FCC Chairman Julius Genachowski may not have reached a final decision to seek a commission vote, “but right now it appears to be the most likely scenario,” said Gallant, a former FCC staffer. He didn’t identify sources for his information.
Republicans who won a House majority in the Nov. 2 election have opposed the rules. Representative Cliff Stearns, a Florida Republican, today in an e-mailed statement reiterated warnings about a “job killing and investment freezing net neutrality proposal.”
All Options Considered
Genachowski has been advocating for rules that would prevent Internet-service providers from selectively blocking or slowing content delivered to subscribers while favoring their own offerings and those of business partners.

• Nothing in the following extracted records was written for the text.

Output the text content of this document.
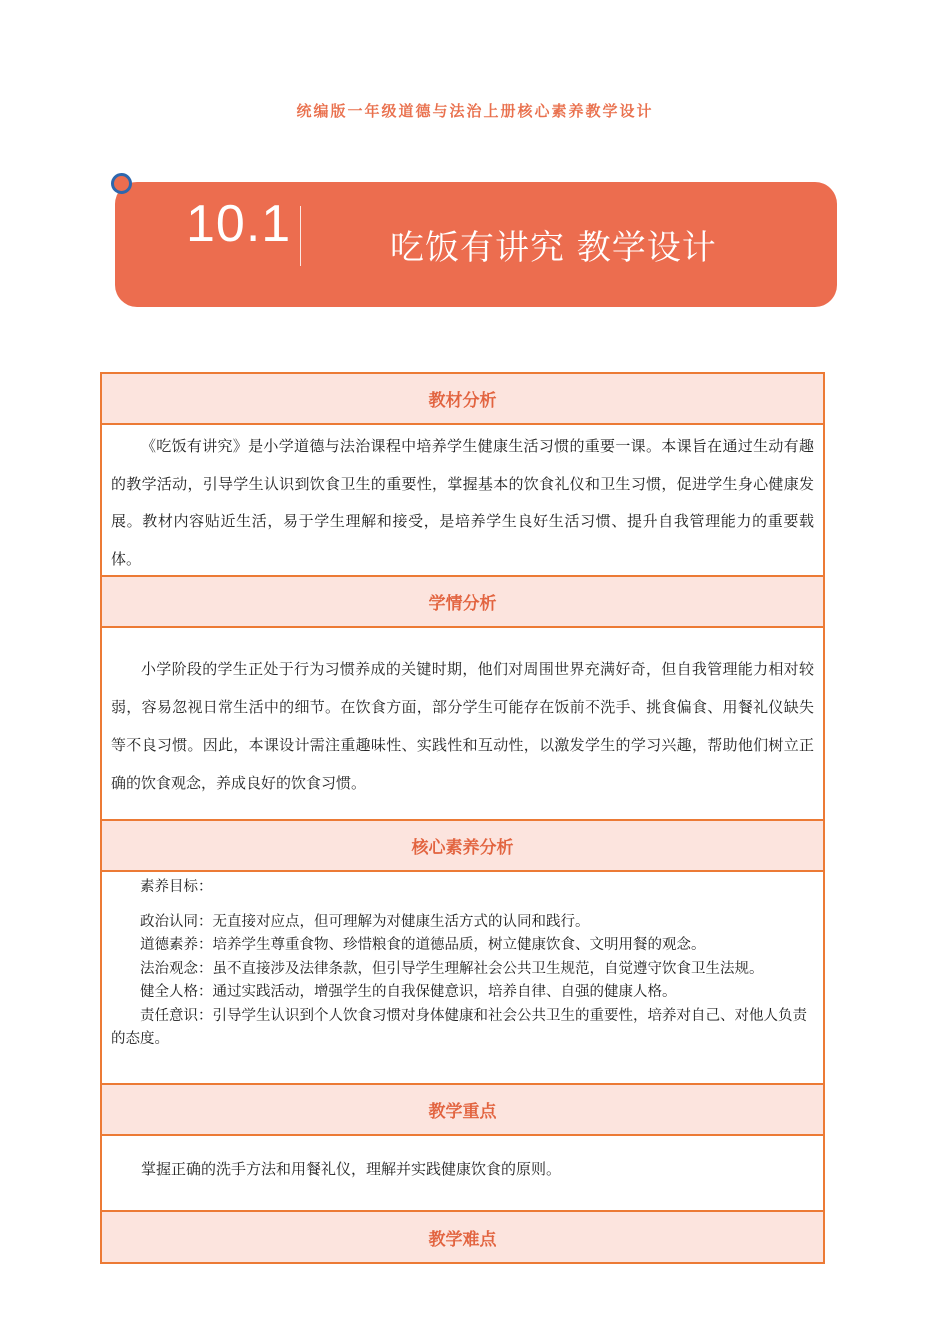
统编版一年级道德与法治上册核心素养教学设计
10.1	吃饭有讲究 教学设计
教材分析
《吃饭有讲究》是小学道德与法治课程中培养学生健康生活习惯的重要一课。本课旨在通过生动有趣的教学活动，引导学生认识到饮食卫生的重要性，掌握基本的饮食礼仪和卫生习惯，促进学生身心健康发展。教材内容贴近生活，易于学生理解和接受，是培养学生良好生活习惯、提升自我管理能力的重要载体。
学情分析
小学阶段的学生正处于行为习惯养成的关键时期，他们对周围世界充满好奇，但自我管理能力相对较弱，容易忽视日常生活中的细节。在饮食方面，部分学生可能存在饭前不洗手、挑食偏食、用餐礼仪缺失等不良习惯。因此，本课设计需注重趣味性、实践性和互动性，以激发学生的学习兴趣，帮助他们树立正确的饮食观念，养成良好的饮食习惯。
核心素养分析

素养目标：

政治认同：无直接对应点，但可理解为对健康生活方式的认同和践行。

道德素养：培养学生尊重食物、珍惜粮食的道德品质，树立健康饮食、文明用餐的观念。

法治观念：虽不直接涉及法律条款，但引导学生理解社会公共卫生规范，自觉遵守饮食卫生法规。

健全人格：通过实践活动，增强学生的自我保健意识，培养自律、自强的健康人格。

责任意识：引导学生认识到个人饮食习惯对身体健康和社会公共卫生的重要性，培养对自己、对他人负责的态度。

教学重点
掌握正确的洗手方法和用餐礼仪，理解并实践健康饮食的原则。
教学难点
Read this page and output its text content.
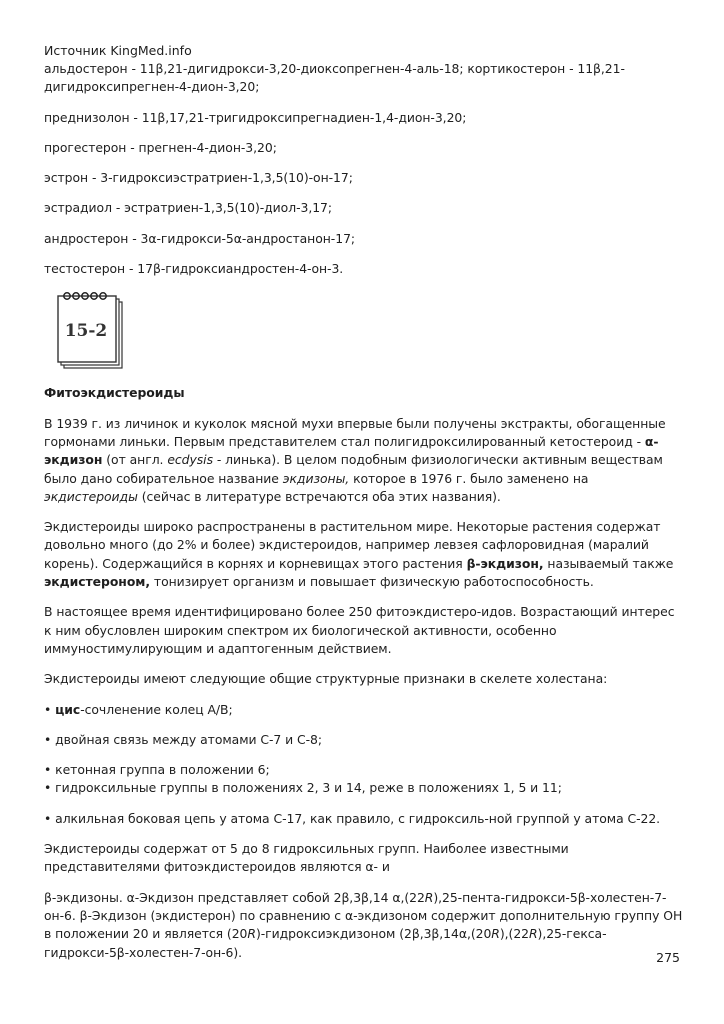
Источник KingMed.info

альдостерон - 11β,21-дигидрокси-3,20-диоксопрегнен-4-аль-18; кортикостерон - 11β,21-дигидроксипрегнен-4-дион-3,20;

преднизолон - 11β,17,21-тригидроксипрегнадиен-1,4-дион-3,20;

прогестерон - прегнен-4-дион-3,20;

эстрон - 3-гидроксиэстратриен-1,3,5(10)-он-17;

эстрадиол - эстратриен-1,3,5(10)-диол-3,17;

андростерон - 3α-гидрокси-5α-андростанон-17;

тестостерон - 17β-гидроксиандростен-4-он-3.

15-2

Фитоэкдистероиды

В 1939 г. из личинок и куколок мясной мухи впервые были получены экстракты, обогащенные гормонами линьки. Первым представителем стал полигидроксилированный кетостероид - α-экдизон (от англ. ecdysis - линька). В целом подобным физиологически активным веществам было дано собирательное название экдизоны, которое в 1976 г. было заменено на экдистероиды (сейчас в литературе встречаются оба этих названия).

Экдистероиды широко распространены в растительном мире. Некоторые растения содержат довольно много (до 2% и более) экдистероидов, например левзея сафлоровидная (маралий корень). Содержащийся в корнях и корневищах этого растения β-экдизон, называемый также экдистероном, тонизирует организм и повышает физическую работоспособность.

В настоящее время идентифицировано более 250 фитоэкдистеро-идов. Возрастающий интерес к ним обусловлен широким спектром их биологической активности, особенно иммуностимулирующим и адаптогенным действием.

Экдистероиды имеют следующие общие структурные признаки в скелете холестана:

• цис-сочленение колец А/В;

• двойная связь между атомами С-7 и С-8;

• кетонная группа в положении 6;

• гидроксильные группы в положениях 2, 3 и 14, реже в положениях 1, 5 и 11;

• алкильная боковая цепь у атома С-17, как правило, с гидроксиль-ной группой у атома С-22.

Экдистероиды содержат от 5 до 8 гидроксильных групп. Наиболее известными представителями фитоэкдистероидов являются α- и

β-экдизоны. α-Экдизон представляет собой 2β,3β,14 α,(22R),25-пента-гидрокси-5β-холестен-7-он-6. β-Экдизон (экдистерон) по сравнению с α-экдизоном содержит дополнительную группу ОН в положении 20 и является (20R)-гидроксиэкдизоном (2β,3β,14α,(20R),(22R),25-гекса-гидрокси-5β-холестен-7-он-6).	275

The agency is considering “all the options” as it seeks “the right rules to write down to preserve Internet freedom and openness,” Genachowski said at a conference in San Francisco on Nov. 17.
The proposal being considered would be “positive” for AT&T, Comcast, Time Warner Cable Inc., Verizon Communications Inc. and Cablevision Systems Corp. because the possible rules don’t include a previous Genachowski plan to pull high speed- Internet service into the regulatory regime used for telephone service, Gallant wrote. Companies said telephone rules might lead to regulation of rates.
Jen Howard, an FCC spokeswoman, said in an e-mail the agency hasn’t circulated the agenda for its December meeting.
“These rumors from outside, uninformed sources are pure speculation at best,” Howard said.
Genachowski in May proposed using the telephone rules as the “legal anchor” for reclaiming authority undermined by a U.S. court. Judges on a federal appeals court in April ruled the agency lacked authority to punish Comcast for interfering with subscribers’ Web traffic.
Now Genachowski “is leaning toward” relying on the same section of the law the court attacked, Gallant wrote.
The agency is trying to find authority for goals including subsidizing high-speed Internet service, or broadband, Gigi Sohn, president of the Washington-based advocacy group Public Knowledge, said in an interview.
“The Comcast decision left open a tiny little hole in the needle that the FCC can try to thread,” she said. “I believe they may try to do that.”
Stearns, the top Republican on the House subcommittee on communications, technology and the Internet, said Genachowski’s proposal would “further impede economic growth and job creation.”
“Ramming through Internet regulations would ignore the will of a bipartisan majority of Congress and the American public,” he said.
House members, including 171 Republicans and 74 Democrats, have written to Genachowski to express concern over his proposed Web policies.